I finally got around to downloading some of the pics from the new $98 Wal Mart camera. I have found that the field of view isn't as wide as my old stealth film camera so the pics seem more up close. Great feature is the connector that goes to the TV. My kids are waiting on me each night when I get home to go get the camera and bring it up to put the pics on the TV. I got the rechargeable battery and charger ($25 more) at Gander Mountain. It has been out almost a week and battery still shows 98%.


----------



## H2O Mellon (Apr 5, 2004)

Those are more clear than my $220 Bushnell Dig Cam


----------



## bkr43050 (Apr 5, 2004)

It is a smaller field of view than your other one but the picture quality is pretty decent. Plus with digital you can really save on the film developing costs. 

Thanks for taking the time to post the pictures.


----------



## Whaler (Nov 16, 2004)

Big Dave, you got me all excited when you mentioned Moultrie. I though you were going to show us some pictures of big cats or stripers from Lake Moultrie in South Carolina. I fished there many times and miss it. I should go back down and give it a try. Anyway, nice deer pictures.


----------



## kernal83 (Mar 25, 2005)

Very nice pics. I just bought a moultrie 1.3 cam as well. I like the quality of the pictures but I as getting a lot of wasted pics of what appears to be nothing. Are you having similar problems?


----------



## eye4neye (Apr 12, 2004)

Very nice

Are there any blank photos? Where the camera didn't react in time to capture the image?Thinking about getting the same model and getting rid of the old one I have...
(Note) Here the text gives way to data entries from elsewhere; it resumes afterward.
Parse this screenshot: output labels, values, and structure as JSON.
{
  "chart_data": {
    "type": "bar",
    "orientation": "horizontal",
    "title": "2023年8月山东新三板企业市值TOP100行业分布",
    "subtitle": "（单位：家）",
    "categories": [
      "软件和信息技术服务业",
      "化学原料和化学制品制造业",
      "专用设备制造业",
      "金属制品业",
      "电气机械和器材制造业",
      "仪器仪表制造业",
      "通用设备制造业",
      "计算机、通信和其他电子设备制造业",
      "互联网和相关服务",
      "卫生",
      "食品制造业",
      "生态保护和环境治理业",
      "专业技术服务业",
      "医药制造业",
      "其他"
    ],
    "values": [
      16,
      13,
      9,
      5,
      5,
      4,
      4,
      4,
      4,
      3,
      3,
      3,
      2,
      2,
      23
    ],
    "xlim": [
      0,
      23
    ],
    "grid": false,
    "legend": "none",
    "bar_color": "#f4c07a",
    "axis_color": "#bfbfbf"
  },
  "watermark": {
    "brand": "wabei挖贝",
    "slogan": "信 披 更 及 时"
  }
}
thanks for the info ,if any...tony


----------



## BigDave (Jun 3, 2004)

I think a lot depends on the set-up. I have mine overlooking the salt block pointing to the south. I found with my old film camera pointing east-west was a bad thing. It took pictures of sunrise /sunset. If you are watching a trail make sure it points up/down the trail instead of straight across. I saw in the Ohio Fish and Game mag an ad for cuddeback camera that the one I have takes like 3.5 seconds to trigger at night. The set-up must hold the deer or have them in sight more than just crossing.


----------



## eye4neye (Apr 12, 2004)

I did realize that I was taking morning and evening pics, so I changed that last yr. I didnt know that about the cuddeback camera. I am going to go get one tommorow from wal-mart. I thgink your pics look great.. Thanks for the info.

Tony


----------